Kedua, PPMI menegaskan bahwa di kalangan pengguna pornografi, religiusitas berkorelasi dengan ketidaksesuaian moral seputar konsumsi pornografi dan bahwa ketidaksesuaian moral memperburuk perasaan bahwa perilaku seseorang adalah kecanduan. Mengingat penerimaan pornografi di kalangan orang-orang sekuler ditambah dengan oposisi yang intens terhadap pornografi di antara para religius (Arterburn, Stoeker, & Yorkey, 2009; Dallas, 2009; Paul, 2007; Weinberg, Williams, Kleiner, & Irizarry, 2010), adalah intuitif bahwa religiusitas yang lebih tinggi akan sesuai dengan ketidaksesuaian moral yang tinggi. Juga intuitif bahwa berulang kali terlibat dalam perilaku yang sangat ditentang seseorang akan menumbuhkan perasaan tidak suka (yaitu, kecanduan). Data yang tersedia juga mendukung prediksi PPMI ini, dengan religiusitas yang sangat memprediksi ketidaksesuaian moral dan ketidaksesuaian moral sangat memprediksi kecanduan yang dirasakan sendiri.

Ketiga dan akhirnya, PPMI memprediksi bahwa ketidaksesuaian moral akan menjadi prediktor yang lebih kuat dari kecanduan yang dirasakan sendiri daripada frekuensi konsumsi. Ini juga merupakan argumen logis, karena tiga alasan. Pertama, persepsi imoralitas dikaitkan dengan persepsi konsekuensi negatif (yaitu, orang hanya mengidentifikasi perilaku sebagai "tidak bermoral" ketika mereka menganggapnya berbahaya). Kedua, baik kesehatan profesional dan organisasi swadaya menyebutkan kelanjutan dari suatu perilaku terlepas dari konsekuensi negatif sesering mereka menyebutkan frekuensi perilaku dalam kriteria diagnostik mereka (Alcoholics Anonymous, 2018; American Psychiatric Association, 2016; Organisasi Kesehatan Dunia, 2018). Ketiga, sering dikatakan oleh praktisi bahwa "penolakan adalah ciri khas kecanduan" (Lancer, 2017—Yaitu, banyak pengguna yang sering menyangkal). Untuk mensintesis, masuk akal untuk berhipotesis bahwa ketidaksesuaian moral akan memprediksi kecanduan persepsi diri lebih kuat daripada frekuensi perilaku karena (1) identifikasi suatu perilaku sebagai berbahaya adalah prasyarat untuk menganggapnya sebagai kecanduan dan evaluasi kerusakan dan amoralitas tidak dapat dipisahkan terkait, dan (2) menurut terapis banyak pecandu tidak menganggap diri mereka seperti itu karena mereka menyangkal konsekuensi buruk dari tindakan mereka (Weiss, 2015). Data yang tersedia juga mendukung prediksi PPMI ini, karena hubungan antara ketidaksesuaian moral dan kecanduan yang dirasakan sendiri lebih kuat daripada hubungan antara frekuensi konsumsi dan kecanduan yang dirasakan sendiri.

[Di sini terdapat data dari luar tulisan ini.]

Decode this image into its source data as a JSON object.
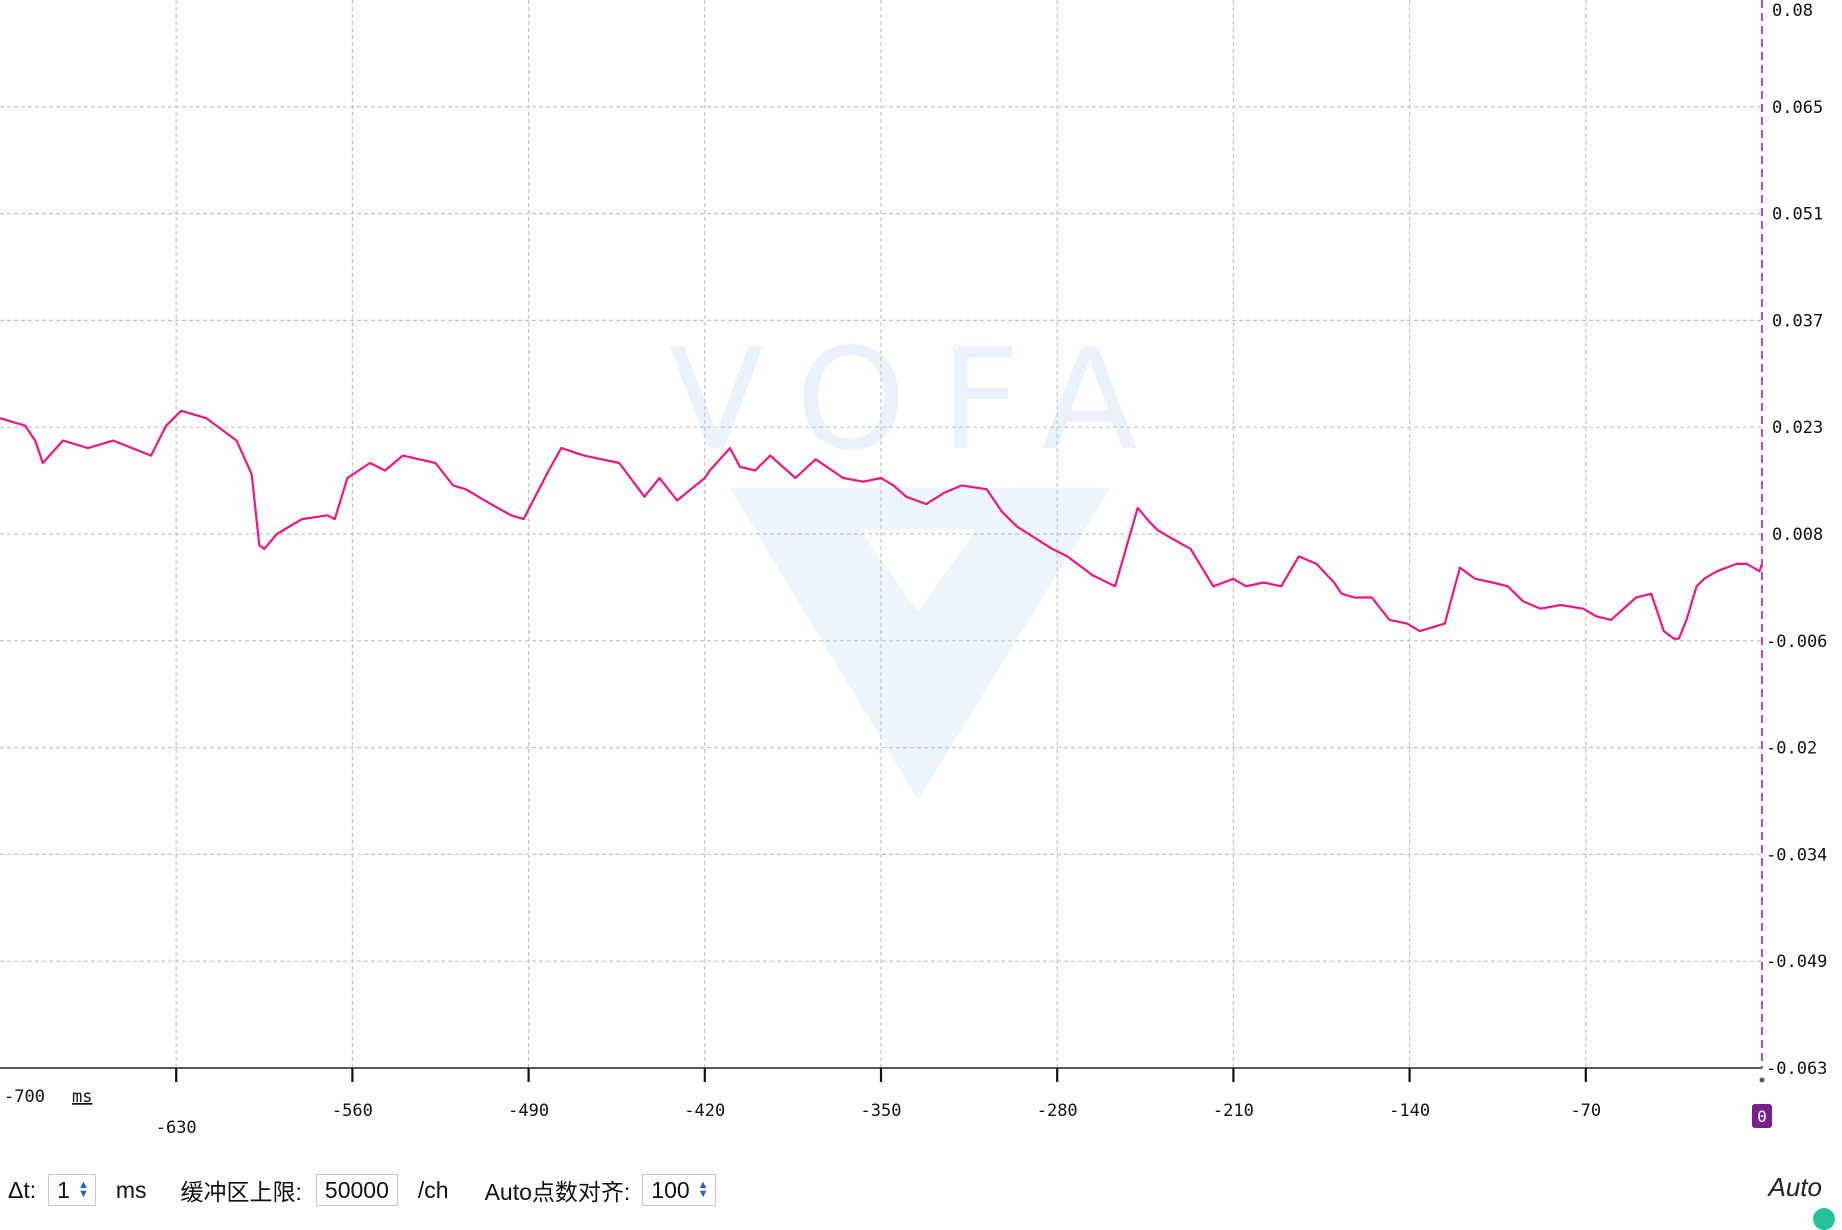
{
  "chart_data": {
    "type": "line",
    "watermark": "VOFA",
    "x_unit": "ms",
    "xlim": [
      -700,
      0
    ],
    "ylim": [
      -0.063,
      0.08
    ],
    "x_ticks": [
      "-700",
      "-630",
      "-560",
      "-490",
      "-420",
      "-350",
      "-280",
      "-210",
      "-140",
      "-70",
      "0"
    ],
    "y_ticks": [
      "0.08",
      "0.065",
      "0.051",
      "0.037",
      "0.023",
      "0.008",
      "-0.006",
      "-0.02",
      "-0.034",
      "-0.049",
      "-0.063"
    ],
    "grid": true,
    "series": [
      {
        "color": "#f0157f",
        "x": [
          -700,
          -690,
          -686,
          -683,
          -675,
          -665,
          -655,
          -640,
          -634,
          -628,
          -618,
          -606,
          -600,
          -597,
          -595,
          -590,
          -585,
          -580,
          -570,
          -567,
          -562,
          -553,
          -547,
          -540,
          -527,
          -520,
          -515,
          -505,
          -497,
          -492,
          -482,
          -477,
          -468,
          -461,
          -454,
          -444,
          -438,
          -431,
          -420,
          -418,
          -410,
          -406,
          -400,
          -394,
          -384,
          -376,
          -365,
          -357,
          -350,
          -345,
          -340,
          -332,
          -325,
          -318,
          -308,
          -302,
          -296,
          -289,
          -282,
          -276,
          -266,
          -257,
          -248,
          -243,
          -240,
          -235,
          -227,
          -218,
          -210,
          -205,
          -198,
          -191,
          -184,
          -177,
          -170,
          -167,
          -162,
          -155,
          -148,
          -141,
          -136,
          -126,
          -120,
          -114,
          -107,
          -101,
          -95,
          -88,
          -80,
          -71,
          -66,
          -60,
          -50,
          -44,
          -39,
          -35,
          -33,
          -30,
          -26,
          -23,
          -18,
          -10,
          -6,
          -1,
          0
        ],
        "y": [
          0.024,
          0.023,
          0.021,
          0.018,
          0.021,
          0.02,
          0.021,
          0.019,
          0.023,
          0.025,
          0.024,
          0.021,
          0.0165,
          0.007,
          0.0065,
          0.0085,
          0.0095,
          0.0105,
          0.011,
          0.0105,
          0.016,
          0.018,
          0.017,
          0.019,
          0.018,
          0.015,
          0.0145,
          0.0125,
          0.011,
          0.0105,
          0.017,
          0.02,
          0.019,
          0.0185,
          0.018,
          0.0135,
          0.016,
          0.013,
          0.016,
          0.017,
          0.02,
          0.0175,
          0.017,
          0.019,
          0.016,
          0.0185,
          0.016,
          0.0155,
          0.016,
          0.015,
          0.0135,
          0.0125,
          0.014,
          0.015,
          0.0145,
          0.0115,
          0.0095,
          0.008,
          0.0065,
          0.0055,
          0.003,
          0.0015,
          0.012,
          0.01,
          0.009,
          0.008,
          0.0065,
          0.0015,
          0.0025,
          0.0015,
          0.002,
          0.0015,
          0.0055,
          0.0045,
          0.002,
          0.0005,
          0.0,
          0.0,
          -0.003,
          -0.0035,
          -0.0045,
          -0.0035,
          0.004,
          0.0025,
          0.002,
          0.0015,
          -0.0005,
          -0.0015,
          -0.001,
          -0.0015,
          -0.0025,
          -0.003,
          0.0,
          0.0005,
          -0.0045,
          -0.0055,
          -0.0055,
          -0.003,
          0.0015,
          0.0025,
          0.0035,
          0.0045,
          0.0045,
          0.0035,
          0.0045
        ]
      }
    ]
  },
  "controls": {
    "dt_label": "Δt:",
    "dt_value": "1",
    "dt_unit": "ms",
    "buffer_label": "缓冲区上限:",
    "buffer_value": "50000",
    "buffer_unit": "/ch",
    "auto_points_label": "Auto点数对齐:",
    "auto_points_value": "100",
    "mode_indicator": "Auto"
  }
}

Singkatnya, PPMI didasari oleh serangkaian hipotesis yang logis dan konsisten secara internal tentang bagaimana religiusitas, ketidaksesuaian moral, penggunaan pornografi, dan kecanduan yang dirasakan sendiri saling terkait, dan data yang tersedia mendukung masing-masing prediksi model.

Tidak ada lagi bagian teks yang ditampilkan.